Will Sawyer è un agente speciale dell’FBI che perde una gamba nel tentativo di liberare un bambino tenuto in ostaggio. Dici anni più tardi è sposato con il chirurgo che gli ha salvato la vita e ha due figli. Invitato ad Hong Kong da un suo ex-collega, riceve l’incarico di collaudare i sistemi di sicurezza della Perla, il grattacielo più alto del mondo. Nel frattempo, un’organizzazione criminale assedia il gigantesco edificio, dandolo alle fiamme e intrappolando la sua famiglia all’interno. Will è il solo in grado di salvarla…
Al termine della visione, balza subito agli occhi come “Skyscraper” abbia avuto un modello preciso al quale ispirarsi. Mi riferisco al capitolo inaugurale della saga di “Die Hard– Trappola di cristallo” di John Mc Clane (1988) – che ha indelebilmente segnato il cinema d’azione degli anni ’80, e che assieme ad “Arma letale” (Richard Donner, 1987) ha disseminato lungo tutto il decennio successivo una serie consistente d’imitatori. Stesso ambiente, stesso set-up– l’attentato al palazzo -, stessa dinamica narrativa – il (super)eroe che affronta le “fiamme” del pericolo per salvare i propri cari. Ancora più evidenti, però, sono gli elementi dissonanti, che palesano il divario incolmabile tra le due pellicole.

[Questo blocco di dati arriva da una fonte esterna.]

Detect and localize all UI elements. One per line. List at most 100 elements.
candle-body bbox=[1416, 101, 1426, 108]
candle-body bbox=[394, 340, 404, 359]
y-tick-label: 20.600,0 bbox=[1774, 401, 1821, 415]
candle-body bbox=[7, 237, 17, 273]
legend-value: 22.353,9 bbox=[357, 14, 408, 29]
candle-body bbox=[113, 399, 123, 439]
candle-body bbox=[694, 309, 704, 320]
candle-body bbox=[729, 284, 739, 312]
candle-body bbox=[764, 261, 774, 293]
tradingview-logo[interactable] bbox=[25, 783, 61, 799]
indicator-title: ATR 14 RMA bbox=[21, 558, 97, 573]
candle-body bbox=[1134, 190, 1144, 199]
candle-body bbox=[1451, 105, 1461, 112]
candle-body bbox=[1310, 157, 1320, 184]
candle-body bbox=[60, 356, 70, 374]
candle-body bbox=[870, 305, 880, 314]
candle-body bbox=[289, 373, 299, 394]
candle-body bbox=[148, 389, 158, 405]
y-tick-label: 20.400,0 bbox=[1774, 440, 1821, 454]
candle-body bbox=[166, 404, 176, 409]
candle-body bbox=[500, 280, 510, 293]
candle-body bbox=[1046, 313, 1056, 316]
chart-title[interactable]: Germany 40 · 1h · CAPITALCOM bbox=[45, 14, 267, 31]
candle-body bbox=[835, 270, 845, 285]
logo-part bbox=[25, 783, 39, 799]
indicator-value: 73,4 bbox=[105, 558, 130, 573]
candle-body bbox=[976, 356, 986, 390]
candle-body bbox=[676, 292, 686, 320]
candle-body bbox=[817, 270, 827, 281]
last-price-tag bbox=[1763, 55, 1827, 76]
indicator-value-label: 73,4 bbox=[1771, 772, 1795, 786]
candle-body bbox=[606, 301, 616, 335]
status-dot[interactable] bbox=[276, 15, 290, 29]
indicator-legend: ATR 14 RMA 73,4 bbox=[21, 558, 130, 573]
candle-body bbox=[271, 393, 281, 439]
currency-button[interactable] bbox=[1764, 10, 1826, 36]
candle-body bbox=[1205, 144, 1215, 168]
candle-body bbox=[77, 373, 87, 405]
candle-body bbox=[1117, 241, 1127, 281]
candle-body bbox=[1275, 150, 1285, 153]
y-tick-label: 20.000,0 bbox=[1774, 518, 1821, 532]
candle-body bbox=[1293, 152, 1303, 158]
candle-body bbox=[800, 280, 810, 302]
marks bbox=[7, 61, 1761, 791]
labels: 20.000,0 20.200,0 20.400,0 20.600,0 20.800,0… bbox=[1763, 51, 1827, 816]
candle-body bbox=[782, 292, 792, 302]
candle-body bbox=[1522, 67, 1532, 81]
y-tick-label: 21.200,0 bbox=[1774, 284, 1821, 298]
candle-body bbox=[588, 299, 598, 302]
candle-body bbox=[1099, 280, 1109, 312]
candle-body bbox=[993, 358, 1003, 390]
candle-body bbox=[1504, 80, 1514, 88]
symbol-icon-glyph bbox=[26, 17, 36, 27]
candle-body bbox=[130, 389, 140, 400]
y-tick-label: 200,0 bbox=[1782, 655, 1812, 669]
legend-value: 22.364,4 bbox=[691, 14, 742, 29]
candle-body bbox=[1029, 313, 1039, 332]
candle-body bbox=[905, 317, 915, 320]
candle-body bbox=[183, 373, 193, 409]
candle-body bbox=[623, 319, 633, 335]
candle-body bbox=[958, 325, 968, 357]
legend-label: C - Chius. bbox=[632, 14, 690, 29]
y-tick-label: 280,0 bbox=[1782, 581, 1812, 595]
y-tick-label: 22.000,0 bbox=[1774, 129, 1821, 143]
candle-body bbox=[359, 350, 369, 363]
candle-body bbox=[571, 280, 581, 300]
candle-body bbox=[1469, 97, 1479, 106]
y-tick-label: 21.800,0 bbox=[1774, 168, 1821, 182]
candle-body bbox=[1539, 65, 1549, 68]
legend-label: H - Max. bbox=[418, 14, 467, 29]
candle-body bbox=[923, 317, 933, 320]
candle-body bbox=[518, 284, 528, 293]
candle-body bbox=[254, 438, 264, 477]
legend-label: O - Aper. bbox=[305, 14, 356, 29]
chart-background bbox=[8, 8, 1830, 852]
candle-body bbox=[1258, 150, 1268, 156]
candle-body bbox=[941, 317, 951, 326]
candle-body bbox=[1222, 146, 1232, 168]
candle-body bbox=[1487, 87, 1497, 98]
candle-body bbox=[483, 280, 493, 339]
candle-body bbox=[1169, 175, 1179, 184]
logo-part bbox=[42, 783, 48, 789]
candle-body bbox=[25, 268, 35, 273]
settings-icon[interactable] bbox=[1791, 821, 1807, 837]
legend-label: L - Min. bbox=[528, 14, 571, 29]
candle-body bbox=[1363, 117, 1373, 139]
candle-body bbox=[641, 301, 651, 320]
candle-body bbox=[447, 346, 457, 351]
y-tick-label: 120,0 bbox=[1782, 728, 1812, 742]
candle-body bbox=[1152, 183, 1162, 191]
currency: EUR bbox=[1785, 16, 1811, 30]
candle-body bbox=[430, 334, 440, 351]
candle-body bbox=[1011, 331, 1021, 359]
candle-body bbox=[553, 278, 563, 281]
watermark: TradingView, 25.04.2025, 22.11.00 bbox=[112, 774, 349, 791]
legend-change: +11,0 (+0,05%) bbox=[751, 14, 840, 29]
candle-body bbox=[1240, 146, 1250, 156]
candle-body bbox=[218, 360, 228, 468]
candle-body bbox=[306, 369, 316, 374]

Escape movie senza nerbo, l’opera di Rawson Marshall Thurber sacrifica il comparto action– esigui, e poco ispirati, i combattimenti e le sparatorie – a sequenze di distruzione (di massa) – l’esplosione delle turbine –, che trasformano il film in una versione scadente dei disastermovie “emmerichiani”. Non solo, accantonata ogni riflessione politica e psicologica – che fine ha fatto il senso di colpa di Will? –, abbandonata “l’identità nazionale” dei villains– nemici degli Stati Uniti apolidi, lontani, ormai, dal suolo patrio –, sedati gli atteggiamenti guasconi dei protagonisti – l’Ethan Hunt di “Mission Impossible” (1996-oggi) –, ciò che resta è una storia traboccante retorica e cliché (di genere), dove l’unico modo che un padre ha per dimostrare affetto ai propri figli è scalare a mani nude un grattacielo – ottimo il graphic-design– o rivolgersi loro attraverso imbarazzanti slogan pubblicitari – «Chi è che ama papà?!».
Sopratutto, “Skyscraper” commette l’errore di prendersi troppo sul serio, sopprimendo l’ironia e il sarcasmo. La cosa potrebbe destare stupore, specialmente osservando la filmografia del regista americano, ricca di pellicole in cui spicca il suo talento comico – “Dodgeball – Palle al balzo” (2004) o “Come ti spaccio la famiglia” (2013). Ed è ancora più bizzarro, inoltre, che il suo ultimo lavoro sia “Una spia e mezzo” (2016), primo lungometraggio del sodalizio con Dwayne Johnson e degno rappresentante del sotto-genere action-comedy. Infatti, se c’è una lezione che Thurber avrebbe dovuto apprendere dirigendo l’attore di origini samoane è che, assieme al sorriso smagliante, l’autoironia è ciò che ha reso “The Rock”, The People’s Champion, il grande wrestler, un’icona del cinema d’azione contemporaneo – “Fast & Furious 8″ di Gary Grey (2017).
Del resto rimane ben poco, se non i minuti conclusivi, una citazione hi-tech della celeberrima sequenza degli specchi de “La signora di Shanghai” di Orson Welles (1947), sufficiente a Will per liberare la propria famiglia, ma non abbastanza per salvare il film.